Neoplatonism

From the time of Plato until the repression of pagan philosophy under Justinian, a period of nearly one thousand years, Platonic metaphysics was one of the dominant views on the nature of reality. It was to have a significant impact on Christian, Islamic and Jewish theology. In its later stages, Platonism is often referred to as Neoplatonism, and this is taken to imply a fall from purely rational speculation into a philosophic and theurgic mysticism, as epitomised by Plotinus and Iamblichus respectively.

Several aspects of Kabbalah have a superficial similarity to Neoplatonism. It has even been characterised as Jewish Neoplatonism. This is too glib, but at a superficial level there are many similarities.

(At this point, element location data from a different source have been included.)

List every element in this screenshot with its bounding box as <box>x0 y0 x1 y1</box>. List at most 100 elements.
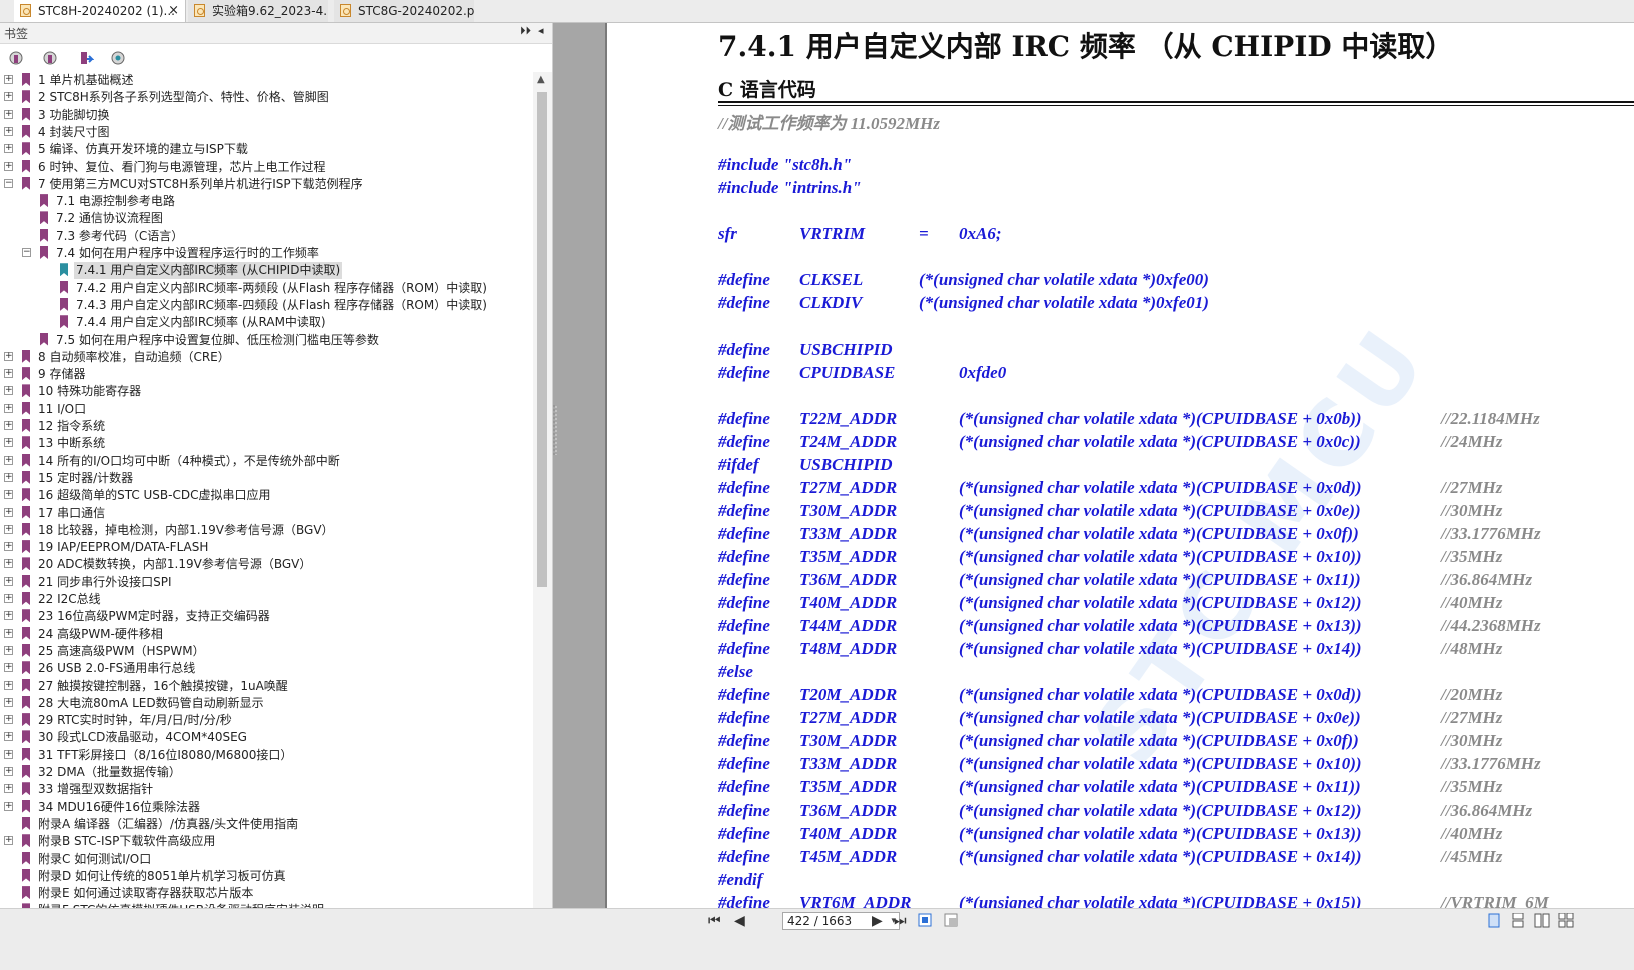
collapse-icon[interactable]: − <box>4 178 13 188</box>
bookmark-item[interactable]: +18 比较器，掉电检测，内部1.19V参考信号源（BGV） <box>0 522 533 539</box>
expand-icon[interactable]: + <box>4 801 13 811</box>
expand-icon[interactable]: + <box>4 490 13 500</box>
expand-icon[interactable]: + <box>4 386 13 396</box>
bookmark-item[interactable]: +29 RTC实时时钟，年/月/日/时/分/秒 <box>0 712 533 729</box>
bookmark-item[interactable]: 7.4.4 用户自定义内部IRC频率 (从RAM中读取) <box>0 314 533 331</box>
expand-icon[interactable]: + <box>4 369 13 379</box>
bookmark-item[interactable]: +16 超级简单的STC USB-CDC虚拟串口应用 <box>0 487 533 504</box>
bookmark-item[interactable]: − 7 使用第三方MCU对STC8H系列单片机进行ISP下载范例程序 <box>0 176 533 193</box>
bookmark-item[interactable]: +26 USB 2.0-FS通用串行总线 <box>0 660 533 677</box>
bookmark-item[interactable]: 7.4.3 用户自定义内部IRC频率-四频段 (从Flash 程序存储器（ROM… <box>0 297 533 314</box>
expand-bookmark-icon[interactable] <box>42 50 60 68</box>
continuous-icon[interactable] <box>1510 913 1526 928</box>
tab-document-1[interactable]: STC8H-20240202 (1)... × <box>14 0 186 22</box>
last-page-button[interactable]: ⏭ <box>894 913 907 929</box>
fit-page-icon[interactable] <box>918 913 934 928</box>
find-bookmark-icon[interactable] <box>110 50 128 68</box>
bookmark-item[interactable]: +25 高速高级PWM（HSPWM） <box>0 643 533 660</box>
bookmark-item[interactable]: 7.1 电源控制参考电路 <box>0 193 533 210</box>
bookmark-item[interactable]: +11 I/O口 <box>0 401 533 418</box>
scrollbar-thumb[interactable] <box>537 92 547 587</box>
bookmark-item[interactable]: +34 MDU16硬件16位乘除法器 <box>0 799 533 816</box>
bookmark-item[interactable]: +13 中断系统 <box>0 435 533 452</box>
bookmark-item[interactable]: 7.5 如何在用户程序中设置复位脚、低压检测门槛电压等参数 <box>0 332 533 349</box>
bookmark-item[interactable]: +31 TFT彩屏接口（8/16位I8080/M6800接口） <box>0 747 533 764</box>
expand-icon[interactable]: + <box>4 542 13 552</box>
expand-icon[interactable]: + <box>4 421 13 430</box>
actual-size-icon[interactable] <box>944 913 960 928</box>
expand-icon[interactable]: + <box>4 697 13 707</box>
bookmark-item[interactable]: 附录E 如何通过读取寄存器获取芯片版本 <box>0 885 533 902</box>
expand-icon[interactable]: + <box>4 126 13 136</box>
expand-icon[interactable]: + <box>4 351 13 361</box>
single-page-icon[interactable] <box>1486 913 1502 928</box>
collapse-icon[interactable]: − <box>22 248 31 257</box>
expand-icon[interactable]: + <box>4 403 13 413</box>
expand-icon[interactable]: + <box>4 92 13 102</box>
two-page-icon[interactable] <box>1534 913 1550 928</box>
expand-icon[interactable]: + <box>4 524 13 534</box>
expand-icon[interactable]: + <box>4 559 13 569</box>
expand-icon[interactable]: + <box>4 628 13 638</box>
previous-page-button[interactable]: ◀ <box>734 913 745 929</box>
bookmark-item[interactable]: 7.2 通信协议流程图 <box>0 210 533 227</box>
bookmark-item[interactable]: +21 同步串行外设接口SPI <box>0 574 533 591</box>
expand-icon[interactable]: + <box>4 836 13 846</box>
bookmark-item[interactable]: +15 定时器/计数器 <box>0 470 533 487</box>
expand-icon[interactable]: + <box>4 611 13 621</box>
expand-icon[interactable]: + <box>4 767 13 776</box>
collapse-panel-icon[interactable]: ⏵⏵ <box>520 24 531 38</box>
expand-icon[interactable]: + <box>4 75 13 84</box>
splitter-grip-icon[interactable] <box>553 405 557 455</box>
expand-icon[interactable]: + <box>4 576 13 586</box>
first-page-button[interactable]: ⏮ <box>708 913 721 929</box>
bookmark-options-icon[interactable] <box>8 50 26 68</box>
bookmark-item[interactable]: +4 封装尺寸图 <box>0 124 533 141</box>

Probably the most important and influential summation of Platonic philosophy comes from Plotinus. A paraphrase of the Enneads of Plotinus (incorrectly titled The Theology of Aristotle) was influential in Arab philosophy, and both directly and indirectly, in Jewish and Christian philosophy. According to Plotinus, reality is an emanation of a single creative principle he calls the One. The One has no qualities accessible to cognition. The One emanates a realm of archetypal  ideas or forms, which provides the organisional patterns for souls. Souls in turn imprint, structure and organise matter, but are separate from it.

The One is the source of all life and all being. Matter is the polar opposite, in that it is pure, formless alienation from the One.  The ontological status of Matter in Platonism is quite perplexing: as it is utterly formless, it is as cognitively void as the One, and although Plotinus wrestles with the inherent duality of his system, this duality is not resolved.

Each person has a soul which is a part of the World Soul, and whose nature comes ultimately from the One. The nature of the soul is another problem in Platonism that is not resolved in a satisfactory way. Although the soul informs and animates matter, it shares no quality with matter. Attempts were made to chop the soul up into parts - for example, a higher soul and a lower soul - in order to bridge the unbridgeable gap between Soul and Matter. One finds reasoning of this kind in Kabbalah, where the soul can have several parts.

The highest level of cognition in the Soul is nous, the intellectual ability to apprehend that which is eternally true in the real of archetypal forms. This view was probably derived from the study of pure mathematics, and connects the Platonic tradition back to Pythagoras. Although Plotinus views the world as a beautiful creature, a tradition that goes back to Plato, his views are fundamentally ascetic. The world of Matter ensnares the Soul, which loses sight of its true nature. Only by cultivating the intellectual faculty can the Soul recover true knowledge of the source of all being.

This view of the Soul was modified by Iamblichus, who saw the Soul as so embedded in Matter that for most people it cannot free itself by pure intellection alone. He saw traditional pagan cultic practices and theurgic ritual as a way to awaken the soul to the ruling powers of the cosmos. This combination of philosophy and tradition presented a powerful challenge to a nascent Christianity, and was squashed, although it has survived  in Hermetic practices to this day. Iamblichus's invigoration of ancient practices is also similar to the way in which medieval Kabbalistic theosophy reinterpreted and gave a mystical significance to traditional forms of Jewish worship.

The world of Platonism was a locative cosmos: that is a hierarchy of emanation deriving from a single source in which everything had its place in a great chain of being. The principle of plenitude maintained that every possibility of being within the One was expressed. The overall unity within the system meant that nothing (apart from matter) was truely alienated, and any two principles that appeared to be opposed could in fact be reconciled by a third principle. This idea is often called "the principle of the mean term".

It is difficult to overstate the importance of Neoplatonism in shaping the philosophical worldview of Christianity and Islam. There is much in Kabbalah that reflects the Neoplatonism that formed a pervasive cultural background throughout its history, but over time it diverged in several important senses. The most important was the growing sense of dislocation that found its full expression in the Kabbalah of Isaac Luria. The harmonious great chain of being of Neoplatonism was fractured, shattered, and replaced by a perception that cataclysmic events had created a realm of evil and impurity. In Neoplatonism, human beings simply had to restore a true perception of reality to recover their place in the great scheme. In the Kabbalah of Luria, human beings were an essential component in the repair and restoration of a damaged cosmos.